To love the MCU is to realize you should never assume a character is gone forever. Even when they are unquestionably 100% dead they can still return, like Heimdall in Thor: Love and Thunder. Fans especially understand that no one (outside of maybe Loki, the literal God of Mischief) is better at staging a believable death than Nick Fury. He faked his own elaborate demise in Captain America: The Winter Soldier after he’d previously faked his colleague Phil Coulson’s in The Avengers.
Samuel L. Jackson’s spy, a man who is normally at least three steps ahead of friends and foes alike, understands the value in a pretend death.

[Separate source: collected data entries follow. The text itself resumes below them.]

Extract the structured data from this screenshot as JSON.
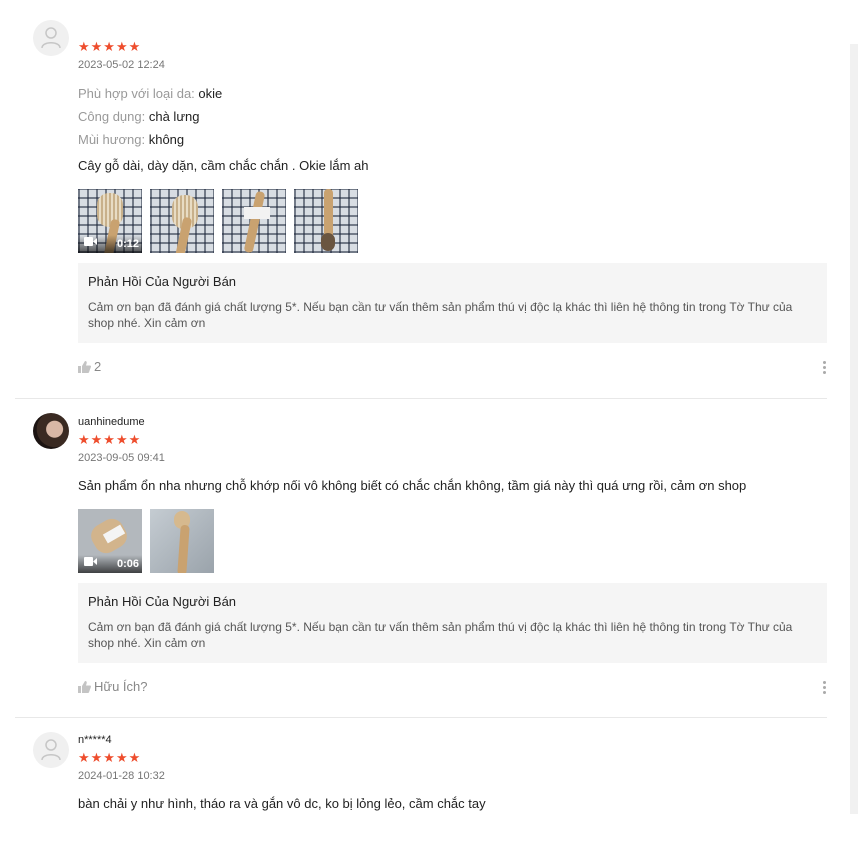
{
  "reviews": [
    {
      "stars": "★★★★★",
      "date": "2023-05-02 12:24",
      "attributes": [
        {
          "key": "Phù hợp với loại da:",
          "value": "okie"
        },
        {
          "key": "Công dụng:",
          "value": "chà lưng"
        },
        {
          "key": "Mùi hương:",
          "value": "không"
        }
      ],
      "comment": "Cây gỗ dài, dày dặn, cầm chắc chắn . Okie lắm ah",
      "video_duration": "0:12",
      "reply_title": "Phản Hồi Của Người Bán",
      "reply_text": "Cảm ơn bạn đã đánh giá chất lượng 5*. Nếu bạn cần tư vấn thêm sản phẩm thú vị độc lạ khác thì liên hệ thông tin trong Tờ Thư của shop nhé. Xin cảm ơn",
      "likes": "2"
    },
    {
      "username": "uanhinedume",
      "stars": "★★★★★",
      "date": "2023-09-05 09:41",
      "comment": "Sản phẩm ổn nha nhưng chỗ khớp nối vô không biết có chắc chắn không, tầm giá này thì quá ưng rồi, cảm ơn shop",
      "video_duration": "0:06",
      "reply_title": "Phản Hồi Của Người Bán",
      "reply_text": "Cảm ơn bạn đã đánh giá chất lượng 5*. Nếu bạn cần tư vấn thêm sản phẩm thú vị độc lạ khác thì liên hệ thông tin trong Tờ Thư của shop nhé. Xin cảm ơn",
      "likes": "Hữu Ích?"
    },
    {
      "username": "n*****4",
      "stars": "★★★★★",
      "date": "2024-01-28 10:32",
      "comment": "bàn chải y như hình, tháo ra và gắn vô dc, ko bị lỏng lẻo, cầm chắc tay"
    }
  ],
  "icons": {
    "thumb_up": "thumb-up-icon",
    "video": "video-camera-icon",
    "more": "more-vertical-icon",
    "default_avatar": "user-icon"
  },
  "colors": {
    "star": "#ee4d2d",
    "reply_bg": "#f5f5f5"
  }
}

It makes your opponents think they’ve removed you or your closest allies from the game entirely. With that relief comes a vulnerability you can exploit. Sometimes that’s the only way to win.
But that’s not the Nick Fury introduced in Secret Invasion‘s first episode. The veteran spymaster still has plenty of tricks up his sleeve, but he’s not sure of himself anymore. He’s hesitating when he’d normally already have a plan in place. Even worse than failing to act is that he’s reacting to events. Fury, who’d spent years off world, is completely behind in this war for Earth with Gravik and the breakaway Skrulls.

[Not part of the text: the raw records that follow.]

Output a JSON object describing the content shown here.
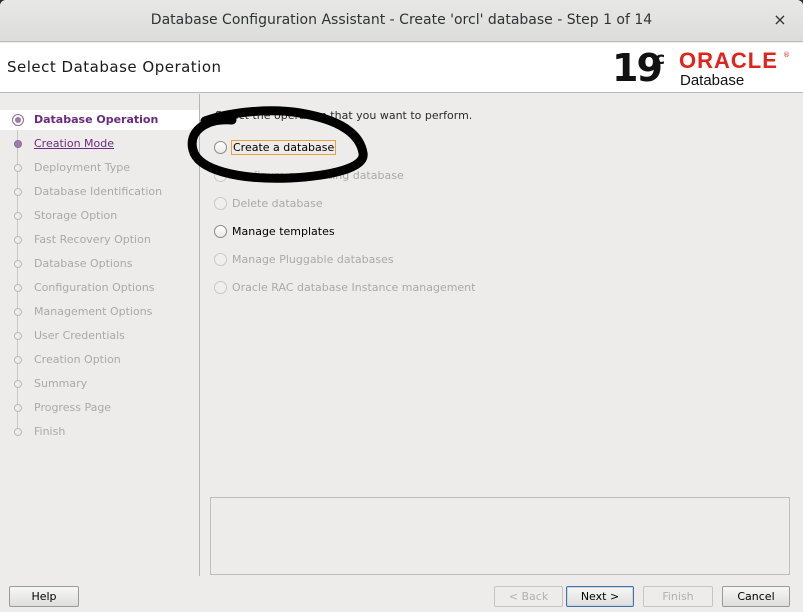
{
  "window": {
    "title": "Database Configuration Assistant - Create 'orcl' database - Step 1 of 14",
    "close_glyph": "×"
  },
  "header": {
    "page_title": "Select Database Operation",
    "logo": {
      "version": "19",
      "version_suffix": "c",
      "brand": "ORACLE",
      "brand_reg": "®",
      "product": "Database",
      "brand_color": "#e0241b"
    }
  },
  "steps": [
    {
      "label": "Database Operation",
      "state": "active"
    },
    {
      "label": "Creation Mode",
      "state": "link"
    },
    {
      "label": "Deployment Type",
      "state": "disabled"
    },
    {
      "label": "Database Identification",
      "state": "disabled"
    },
    {
      "label": "Storage Option",
      "state": "disabled"
    },
    {
      "label": "Fast Recovery Option",
      "state": "disabled"
    },
    {
      "label": "Database Options",
      "state": "disabled"
    },
    {
      "label": "Configuration Options",
      "state": "disabled"
    },
    {
      "label": "Management Options",
      "state": "disabled"
    },
    {
      "label": "User Credentials",
      "state": "disabled"
    },
    {
      "label": "Creation Option",
      "state": "disabled"
    },
    {
      "label": "Summary",
      "state": "disabled"
    },
    {
      "label": "Progress Page",
      "state": "disabled"
    },
    {
      "label": "Finish",
      "state": "disabled"
    }
  ],
  "main": {
    "instruction": "Select the operation that you want to perform.",
    "options": [
      {
        "label": "Create a database",
        "enabled": true,
        "focused": true
      },
      {
        "label": "Configure an existing database",
        "enabled": false
      },
      {
        "label": "Delete database",
        "enabled": false
      },
      {
        "label": "Manage templates",
        "enabled": true
      },
      {
        "label": "Manage Pluggable databases",
        "enabled": false
      },
      {
        "label": "Oracle RAC database Instance management",
        "enabled": false
      }
    ]
  },
  "buttons": {
    "help": "Help",
    "back": "< Back",
    "next": "Next >",
    "finish": "Finish",
    "cancel": "Cancel"
  }
}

While some of Fury’s “old man” routine is itself an act, the end of the premiere proved Maria Hill’s worries about him were well founded. Nick Fury at his best would have stopped that bombing. Each explosion revealed how far he is from the peak of his powers. They also made it easier to believe the bullet Gravik put in Maria Hill’s stomach really did end her story when we expected her to be a major part of Secret Invasion‘s. Smulders’ former S.H.I.E.L.D. agent isn’t an MCU redshirt. She’s been a major player in saving Earth for a longtime. The Avengers hung out with her. They trusted her completely.
She was also Nick Fury’s closest and most important friend and colleague. He could rely on her in a way he can’t rely on anyone else, not even Talos or the Avengers. And he’s never needed someone he can trust more. With her dead, the Skrull threat feels real and tangible in a way MCU stories often don’t. If Gravik can get to Maria Hill while she’s working with Nick Fury, Gravik can get to anyone.
The emotional impact of her death won’t go away no matter what happens, either. Even if/when Fury saves the world, he couldn’t save someone he loved along the way. He lost a person viewers care about, too, someone they assumed was entirely safe specifically because she was with him. For someone without superpowers, Maria Hill almost seemed invincible. Making us think someone like that really died is an incredible achievement for a franchise that has always made us believe consequences and stakes are fleeting rather than permanent.
Could her death be a giant ploy by her and Fury and she’s really alive? The entire history of the MCU makes it impossible to dismiss that possibility. But whether she eventually pops back up or not won’t change the fact that in the moment her death feel real. And because it did everything that follows her death will mean more. Truly no one is safe on Secret Invasion.